Following the money: From federal leases to state budgets
State and local government dependence on fossil fuel revenue creates uncertainty and instability due to volatile global markets, shifting industry practices, and policy changes. Governments that benefit from fossil fuel extraction often receive revenue from a variety of sources, including from leases and production on private, state, and federal lands. Federal fossil fuel production is a relatively small share of total U.S. production (11% of natural gas and 22% of crude oil in 2019). Yet, some state and local governments receive substantial disbursements from the federal leasing program, heightening their risk of dependence on this revenue source.
Federal fossil fuel disbursements are volatile and unevenly distributed.
Federal fossil fuel disbursements to state and local governments varied, on average, by 16% from one year to the next over the past decade. This volatility poses challenges to long-term planning and budgeting. Disbursements also varied widely between places.
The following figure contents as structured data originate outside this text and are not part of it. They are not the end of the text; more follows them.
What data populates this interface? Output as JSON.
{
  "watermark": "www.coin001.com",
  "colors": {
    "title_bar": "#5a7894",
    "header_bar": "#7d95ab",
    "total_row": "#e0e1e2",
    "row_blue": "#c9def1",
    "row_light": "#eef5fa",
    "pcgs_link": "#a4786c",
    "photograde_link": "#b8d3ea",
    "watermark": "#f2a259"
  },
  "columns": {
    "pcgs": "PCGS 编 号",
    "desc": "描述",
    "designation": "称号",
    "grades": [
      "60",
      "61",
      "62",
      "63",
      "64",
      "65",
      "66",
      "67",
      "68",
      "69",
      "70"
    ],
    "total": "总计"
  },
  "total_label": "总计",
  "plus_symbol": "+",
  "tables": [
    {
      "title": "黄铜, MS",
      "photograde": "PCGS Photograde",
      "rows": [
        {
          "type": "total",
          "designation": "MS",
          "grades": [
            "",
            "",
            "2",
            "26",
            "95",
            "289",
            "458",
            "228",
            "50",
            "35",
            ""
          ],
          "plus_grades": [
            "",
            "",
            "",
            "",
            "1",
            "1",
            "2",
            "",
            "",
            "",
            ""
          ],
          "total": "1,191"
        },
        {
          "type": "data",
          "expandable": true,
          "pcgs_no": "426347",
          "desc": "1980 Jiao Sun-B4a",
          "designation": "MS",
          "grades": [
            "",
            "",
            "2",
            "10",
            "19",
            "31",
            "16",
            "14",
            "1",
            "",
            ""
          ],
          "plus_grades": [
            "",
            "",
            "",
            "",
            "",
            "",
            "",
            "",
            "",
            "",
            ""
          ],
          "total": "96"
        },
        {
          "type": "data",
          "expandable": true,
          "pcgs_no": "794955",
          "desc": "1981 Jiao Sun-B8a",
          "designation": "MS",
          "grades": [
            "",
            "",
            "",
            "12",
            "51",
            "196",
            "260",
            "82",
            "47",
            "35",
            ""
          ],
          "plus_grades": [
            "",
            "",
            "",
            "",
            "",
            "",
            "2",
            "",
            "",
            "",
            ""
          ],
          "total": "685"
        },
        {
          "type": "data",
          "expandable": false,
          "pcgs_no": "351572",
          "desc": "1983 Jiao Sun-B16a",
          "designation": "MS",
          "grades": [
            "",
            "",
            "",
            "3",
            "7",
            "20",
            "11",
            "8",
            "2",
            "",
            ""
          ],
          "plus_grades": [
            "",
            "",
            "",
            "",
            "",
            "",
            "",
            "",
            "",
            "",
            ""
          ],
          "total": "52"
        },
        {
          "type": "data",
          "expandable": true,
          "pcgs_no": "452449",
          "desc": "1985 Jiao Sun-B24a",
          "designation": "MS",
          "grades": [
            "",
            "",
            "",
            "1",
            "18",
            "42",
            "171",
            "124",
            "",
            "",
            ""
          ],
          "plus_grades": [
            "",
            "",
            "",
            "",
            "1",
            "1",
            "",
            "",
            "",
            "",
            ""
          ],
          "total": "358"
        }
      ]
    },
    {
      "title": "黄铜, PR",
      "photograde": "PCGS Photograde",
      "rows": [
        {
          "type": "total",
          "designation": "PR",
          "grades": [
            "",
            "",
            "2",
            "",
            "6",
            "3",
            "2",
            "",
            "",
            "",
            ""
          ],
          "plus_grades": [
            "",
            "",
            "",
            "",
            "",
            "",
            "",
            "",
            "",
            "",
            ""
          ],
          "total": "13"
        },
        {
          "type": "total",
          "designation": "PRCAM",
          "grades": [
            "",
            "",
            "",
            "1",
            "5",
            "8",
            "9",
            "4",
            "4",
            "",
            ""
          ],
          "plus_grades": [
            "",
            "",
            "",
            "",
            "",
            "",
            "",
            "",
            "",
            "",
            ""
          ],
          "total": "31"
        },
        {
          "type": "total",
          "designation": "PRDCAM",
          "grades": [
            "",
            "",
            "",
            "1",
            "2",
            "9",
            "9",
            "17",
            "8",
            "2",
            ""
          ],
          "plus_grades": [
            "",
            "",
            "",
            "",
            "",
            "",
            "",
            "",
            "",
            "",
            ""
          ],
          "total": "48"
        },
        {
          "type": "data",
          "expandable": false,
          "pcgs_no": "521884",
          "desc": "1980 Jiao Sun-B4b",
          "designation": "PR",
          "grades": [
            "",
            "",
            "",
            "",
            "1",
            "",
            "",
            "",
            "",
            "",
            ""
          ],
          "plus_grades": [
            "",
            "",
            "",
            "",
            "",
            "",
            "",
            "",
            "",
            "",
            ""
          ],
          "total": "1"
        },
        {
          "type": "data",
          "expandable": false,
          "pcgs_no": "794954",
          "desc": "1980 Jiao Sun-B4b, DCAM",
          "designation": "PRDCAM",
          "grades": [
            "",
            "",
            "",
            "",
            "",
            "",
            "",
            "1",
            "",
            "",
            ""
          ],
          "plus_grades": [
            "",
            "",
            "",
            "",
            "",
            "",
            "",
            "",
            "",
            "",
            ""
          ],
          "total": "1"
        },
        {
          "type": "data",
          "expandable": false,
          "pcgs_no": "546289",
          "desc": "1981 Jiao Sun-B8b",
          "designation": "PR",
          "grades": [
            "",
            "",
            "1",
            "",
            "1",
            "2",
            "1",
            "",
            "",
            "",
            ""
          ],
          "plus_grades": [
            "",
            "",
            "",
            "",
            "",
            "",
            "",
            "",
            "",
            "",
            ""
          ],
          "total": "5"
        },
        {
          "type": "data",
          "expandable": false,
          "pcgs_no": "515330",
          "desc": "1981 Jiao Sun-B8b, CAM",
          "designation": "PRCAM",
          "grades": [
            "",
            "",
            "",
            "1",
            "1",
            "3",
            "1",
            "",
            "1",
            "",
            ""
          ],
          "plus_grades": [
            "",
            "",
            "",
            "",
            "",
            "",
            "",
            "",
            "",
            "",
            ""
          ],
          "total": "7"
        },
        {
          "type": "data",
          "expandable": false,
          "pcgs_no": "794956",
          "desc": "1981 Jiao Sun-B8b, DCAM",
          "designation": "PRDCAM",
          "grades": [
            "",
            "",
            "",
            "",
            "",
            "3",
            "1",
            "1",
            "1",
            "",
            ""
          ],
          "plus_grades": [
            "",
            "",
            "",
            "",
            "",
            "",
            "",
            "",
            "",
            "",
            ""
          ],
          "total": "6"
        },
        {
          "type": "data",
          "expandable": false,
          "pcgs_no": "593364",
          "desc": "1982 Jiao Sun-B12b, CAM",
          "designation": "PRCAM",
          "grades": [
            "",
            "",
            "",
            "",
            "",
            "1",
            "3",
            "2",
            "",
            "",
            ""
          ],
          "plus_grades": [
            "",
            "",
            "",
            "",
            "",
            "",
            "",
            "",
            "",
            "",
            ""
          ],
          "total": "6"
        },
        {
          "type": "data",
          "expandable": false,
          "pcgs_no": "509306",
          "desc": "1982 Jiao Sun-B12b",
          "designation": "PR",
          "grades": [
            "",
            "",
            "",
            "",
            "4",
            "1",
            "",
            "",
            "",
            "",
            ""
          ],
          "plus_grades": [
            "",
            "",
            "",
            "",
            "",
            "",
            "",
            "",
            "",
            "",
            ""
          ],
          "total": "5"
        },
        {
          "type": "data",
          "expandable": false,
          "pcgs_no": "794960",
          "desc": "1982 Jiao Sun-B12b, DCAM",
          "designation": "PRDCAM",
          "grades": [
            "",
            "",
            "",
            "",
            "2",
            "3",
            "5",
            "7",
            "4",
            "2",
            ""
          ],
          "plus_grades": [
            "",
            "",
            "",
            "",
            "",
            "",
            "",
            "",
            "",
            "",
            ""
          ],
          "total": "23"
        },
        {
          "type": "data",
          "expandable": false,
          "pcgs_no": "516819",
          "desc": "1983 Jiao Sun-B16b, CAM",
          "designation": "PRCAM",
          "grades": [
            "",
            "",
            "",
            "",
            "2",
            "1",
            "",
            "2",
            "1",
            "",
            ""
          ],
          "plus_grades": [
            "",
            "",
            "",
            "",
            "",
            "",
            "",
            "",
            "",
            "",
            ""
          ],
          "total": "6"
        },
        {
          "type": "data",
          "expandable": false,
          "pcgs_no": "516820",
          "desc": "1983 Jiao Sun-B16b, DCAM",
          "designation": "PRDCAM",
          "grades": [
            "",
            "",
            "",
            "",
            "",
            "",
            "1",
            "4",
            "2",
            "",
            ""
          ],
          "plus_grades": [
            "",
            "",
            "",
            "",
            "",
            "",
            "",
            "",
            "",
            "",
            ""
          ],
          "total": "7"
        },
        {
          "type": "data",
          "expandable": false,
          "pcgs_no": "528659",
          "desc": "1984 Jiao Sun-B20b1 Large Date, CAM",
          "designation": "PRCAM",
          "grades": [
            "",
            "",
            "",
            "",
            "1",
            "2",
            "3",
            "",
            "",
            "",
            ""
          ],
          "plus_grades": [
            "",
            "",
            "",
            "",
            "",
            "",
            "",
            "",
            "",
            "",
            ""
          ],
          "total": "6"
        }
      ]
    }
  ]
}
Two states, New Mexico and Wyoming, received 72% of all federal disbursements over the last decade. In FY 2020, New Mexico received $702.6 million from federal fossil fuel disbursements (3.28% of the state’s total expenditures), and Wyoming received $438.5 million (9.3% of total state expenditures). In all other states, federal fossil fuel disbursements for FY 2020 represented less than 1% of total state expenditures.
States that spend volatile revenue on operating expenses heighten their risk of dependence.
This report examines how states allocate their federal fossil fuel disbursements across three broad categories: (1) state expenditures, (2) local distributions, and (3) savings. In FY 2020, states allocated 80% of their federal fossil fuel disbursements to state expenditures ($1.4 billion). When states rely on volatile revenue for day-to-day expenses, they risk deepening their dependence on that revenue stream. This risk is exacerbated when the state also has a narrow tax structure and/or limited savings.
Dependence can also be local.
At the local level, governments that receive direct federal disbursements may become dependent on federal fossil fuel disbursements even when the state is not. About 9% ($166 million in FY 2020) of total federal disbursements are directly passed through to local governments. However, complex budgeting processes, data gaps, and the unique context of different geographies make it challenging to identify which local governments are most dependent on the federal leasing program. More research is needed to assess local dependence and to create a strategy to strategically coordinate state and federal assistance.
State and federal solutions are needed to reduce dependence.
State and federal reforms are needed to ensure that future minerals development, renewable energy, and other projects on federal lands and waters create long-term wealth for state and local governments as opposed to dependence. States can stabilize volatile revenue streams by diversifying their tax structure and investing money in short- and long-term savings, including budget stabilization funds and permanent funds. In FY 2020, states allocated only 11% ($195 million) of federal fossil fuel disbursements to savings. This likely overestimates the actual amount saved as some states regularly draw on their savings to pay for annual operating costs. At the federal level, reforms to the federal leasing program are needed to stabilize disbursements, such as through a national endowment fund.